The book "How to Build and Train a GPT Model: A Step-by-Step Approach" aims to demystify Generative Pre-trained Transformers (GPT) and provide readers with a comprehensive understanding of their architecture and functionality. It addresses the rapid advancements in artificial intelligence, particularly in large language models, and their transformative impact on various fields such as natural language processing, software development, and education.
The book is designed to be hands-on and code-driven, offering clear theoretical explanations alongside practical implementations using Python, PyTorch, and Hugging Face Transformers. It covers essential topics including tokenization, attention mechanisms, pre-training objectives, optimization strategies, and deployment pipelines, with real-world examples to illustrate their relevance.
Targeting a broad audience-ranging from senior undergraduate and postgraduate students to researchers and professionals-the book assumes some familiarity with machine learning and Python programming. However, it is structured to build confidence progressively as readers advance through the chapters.

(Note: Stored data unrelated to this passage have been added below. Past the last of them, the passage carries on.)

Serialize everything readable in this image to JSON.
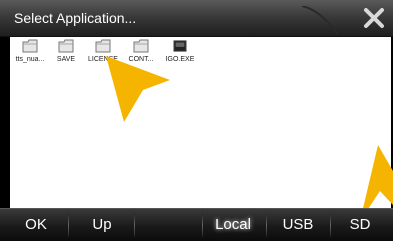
{
  "dialog": {
    "title": "Select Application..."
  },
  "files": [
    {
      "name": "tts_nua...",
      "type": "folder"
    },
    {
      "name": "SAVE",
      "type": "folder"
    },
    {
      "name": "LICENSE",
      "type": "folder"
    },
    {
      "name": "CONT...",
      "type": "folder"
    },
    {
      "name": "IGO.EXE",
      "type": "exe"
    }
  ],
  "bottom_bar": {
    "ok_label": "OK",
    "up_label": "Up",
    "local_label": "Local",
    "usb_label": "USB",
    "sd_label": "SD"
  },
  "icons": {
    "close": "close-icon",
    "folder": "folder-icon",
    "exe": "exe-icon"
  },
  "colors": {
    "accent_arrow": "#f5b400",
    "title_bar": "#3a3a3a",
    "file_area": "#ffffff"
  }
}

Each chapter stands alone while contributing to a cohesive learning journey, starting with foundational concepts and data preparation, moving through model construction and training, and concluding with evaluation, optimization, and deployment. The book encourages experimentation and innovation, aiming to equip readers with the skills necessary to effectively apply GPT models in real-world scenarios. Ultimately, it serves as both a technical manual and an invitation to explore the evolving landscape of generative artificial intelligence.